This study examined an anti-inflammatory property of high-density lipoprotein (HDL) in subjects with acute coronary syndrome (ACS) and stable coronary artery disease (CAD) compared with control subjects.
HDL has anti-inflammatory properties in vitro, but its relationship to coronary disease in humans is unclear. The high-density lipoprotein inflammatory index (HII) measures the ability of HDL to mitigate oxidation of low-density lipoprotein; this function may be impaired in ACS and/or CAD.
We measured HII in 193 patients undergoing angiography for symptoms of CAD. Control subjects (n = 99) had no angiographic CAD, chronic CAD subjects (n = 51) had ≥70% vessel stenosis, and ACS subjects (n = 43) had ≥20% vessel stenosis and ischemia or infarction. We also examined HII in a cohort of healthy subjects randomly assigned to a statin or placebo.

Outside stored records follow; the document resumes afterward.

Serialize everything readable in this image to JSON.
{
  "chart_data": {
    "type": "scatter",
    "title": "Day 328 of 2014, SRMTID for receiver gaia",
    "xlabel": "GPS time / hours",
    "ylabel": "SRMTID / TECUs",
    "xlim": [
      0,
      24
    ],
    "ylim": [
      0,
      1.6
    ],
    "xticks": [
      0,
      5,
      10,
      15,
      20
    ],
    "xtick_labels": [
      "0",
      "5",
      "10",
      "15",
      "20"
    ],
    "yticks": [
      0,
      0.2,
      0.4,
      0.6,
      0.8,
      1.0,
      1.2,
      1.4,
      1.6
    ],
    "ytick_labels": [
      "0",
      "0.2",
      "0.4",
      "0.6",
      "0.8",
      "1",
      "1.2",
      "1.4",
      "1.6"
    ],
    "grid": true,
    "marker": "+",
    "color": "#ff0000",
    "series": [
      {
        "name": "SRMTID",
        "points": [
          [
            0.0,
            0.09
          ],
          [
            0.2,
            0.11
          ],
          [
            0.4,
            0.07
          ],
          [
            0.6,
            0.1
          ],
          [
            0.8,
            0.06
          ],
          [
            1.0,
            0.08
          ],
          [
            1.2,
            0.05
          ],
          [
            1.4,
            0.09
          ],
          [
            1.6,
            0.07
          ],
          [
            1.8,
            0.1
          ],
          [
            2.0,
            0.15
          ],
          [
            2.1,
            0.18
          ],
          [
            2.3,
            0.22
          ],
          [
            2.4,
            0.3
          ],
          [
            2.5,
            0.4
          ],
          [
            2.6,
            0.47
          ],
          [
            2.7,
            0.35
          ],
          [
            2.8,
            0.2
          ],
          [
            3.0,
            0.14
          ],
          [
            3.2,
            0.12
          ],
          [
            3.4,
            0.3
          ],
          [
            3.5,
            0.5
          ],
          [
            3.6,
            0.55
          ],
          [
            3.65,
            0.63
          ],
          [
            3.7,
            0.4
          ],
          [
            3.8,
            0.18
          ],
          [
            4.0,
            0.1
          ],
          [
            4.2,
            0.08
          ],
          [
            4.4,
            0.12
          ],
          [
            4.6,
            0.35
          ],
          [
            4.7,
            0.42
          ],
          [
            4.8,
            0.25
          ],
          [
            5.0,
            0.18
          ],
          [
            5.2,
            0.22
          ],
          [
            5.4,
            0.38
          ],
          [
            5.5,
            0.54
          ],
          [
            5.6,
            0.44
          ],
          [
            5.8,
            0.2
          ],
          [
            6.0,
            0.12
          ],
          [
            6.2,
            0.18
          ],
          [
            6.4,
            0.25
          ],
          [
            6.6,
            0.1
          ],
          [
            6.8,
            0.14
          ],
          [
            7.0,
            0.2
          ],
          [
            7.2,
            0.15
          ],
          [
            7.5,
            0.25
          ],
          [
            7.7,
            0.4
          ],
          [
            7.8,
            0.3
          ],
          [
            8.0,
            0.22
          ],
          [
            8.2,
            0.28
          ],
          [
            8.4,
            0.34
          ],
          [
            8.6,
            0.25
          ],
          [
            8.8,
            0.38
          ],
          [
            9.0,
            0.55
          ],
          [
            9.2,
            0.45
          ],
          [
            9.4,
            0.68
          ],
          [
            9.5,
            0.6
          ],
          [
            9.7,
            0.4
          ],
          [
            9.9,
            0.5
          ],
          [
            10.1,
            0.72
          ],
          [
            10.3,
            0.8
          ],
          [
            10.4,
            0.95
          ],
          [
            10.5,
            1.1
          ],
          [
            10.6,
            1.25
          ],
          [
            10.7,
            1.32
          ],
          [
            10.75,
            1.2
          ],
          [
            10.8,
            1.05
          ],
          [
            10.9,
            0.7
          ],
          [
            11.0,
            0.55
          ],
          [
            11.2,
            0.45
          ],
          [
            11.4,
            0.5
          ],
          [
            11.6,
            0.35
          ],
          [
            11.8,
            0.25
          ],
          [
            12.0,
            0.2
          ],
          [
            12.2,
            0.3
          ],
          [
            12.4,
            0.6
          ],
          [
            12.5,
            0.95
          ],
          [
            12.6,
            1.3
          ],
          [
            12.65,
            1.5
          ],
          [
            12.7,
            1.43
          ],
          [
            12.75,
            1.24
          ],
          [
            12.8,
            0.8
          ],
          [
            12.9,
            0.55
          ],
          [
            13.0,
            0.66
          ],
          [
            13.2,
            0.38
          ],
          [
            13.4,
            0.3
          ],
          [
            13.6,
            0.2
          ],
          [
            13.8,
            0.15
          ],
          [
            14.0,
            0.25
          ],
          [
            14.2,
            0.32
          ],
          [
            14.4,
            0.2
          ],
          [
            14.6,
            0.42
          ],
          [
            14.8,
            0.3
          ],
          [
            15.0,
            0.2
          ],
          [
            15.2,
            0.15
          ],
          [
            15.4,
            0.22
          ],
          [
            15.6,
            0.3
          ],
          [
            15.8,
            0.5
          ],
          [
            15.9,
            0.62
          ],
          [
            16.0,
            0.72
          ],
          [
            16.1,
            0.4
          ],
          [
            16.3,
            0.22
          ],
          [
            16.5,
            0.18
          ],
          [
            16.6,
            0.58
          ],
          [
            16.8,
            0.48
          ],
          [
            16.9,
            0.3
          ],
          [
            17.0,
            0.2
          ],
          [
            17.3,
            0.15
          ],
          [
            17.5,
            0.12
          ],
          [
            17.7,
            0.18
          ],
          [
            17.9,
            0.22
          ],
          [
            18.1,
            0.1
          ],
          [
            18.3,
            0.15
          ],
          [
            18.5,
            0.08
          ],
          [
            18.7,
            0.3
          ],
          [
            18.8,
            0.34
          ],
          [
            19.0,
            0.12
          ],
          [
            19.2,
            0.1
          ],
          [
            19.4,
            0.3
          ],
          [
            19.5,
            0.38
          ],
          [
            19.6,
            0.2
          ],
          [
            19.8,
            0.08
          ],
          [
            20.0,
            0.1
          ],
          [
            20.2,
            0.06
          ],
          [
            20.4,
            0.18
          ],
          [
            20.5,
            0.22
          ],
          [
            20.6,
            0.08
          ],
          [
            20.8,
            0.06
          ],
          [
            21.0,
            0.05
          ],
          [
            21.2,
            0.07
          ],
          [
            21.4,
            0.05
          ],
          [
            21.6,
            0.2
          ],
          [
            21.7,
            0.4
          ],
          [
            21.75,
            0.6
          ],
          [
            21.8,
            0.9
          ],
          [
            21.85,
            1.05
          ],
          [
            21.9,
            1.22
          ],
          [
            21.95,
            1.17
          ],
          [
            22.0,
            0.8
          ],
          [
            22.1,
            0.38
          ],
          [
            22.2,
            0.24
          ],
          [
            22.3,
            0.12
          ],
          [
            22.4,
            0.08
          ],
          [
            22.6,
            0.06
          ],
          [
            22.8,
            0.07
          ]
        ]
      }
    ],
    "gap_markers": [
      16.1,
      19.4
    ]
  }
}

Subjects who had ACS had higher HII (less antioxidative capacity) compared with controls (1.57 vs. 1.17, p = 0.005) or those with chronic CAD (1.57 vs. 1.11, p = 0.006). HII was not different in subjects with stable CAD compared with controls. Furthermore, those subjects with higher HII were more likely to have ACS than no CAD (quartile 4 vs. 1, odds ratio [OR]: 1.74, p = 0.008). In a multivariate logistic regression model, HII was associated with ACS after adjusting for traditional cardiac risk factors (OR: 3.8, p = 0.003). There was a small improvement in HII after statin therapy compared with placebo (−14%, p = 0.03).
HDL has less anti-inflammatory capacity as assessed by HII in the setting of ACS compared with controls or subjects with chronic CAD.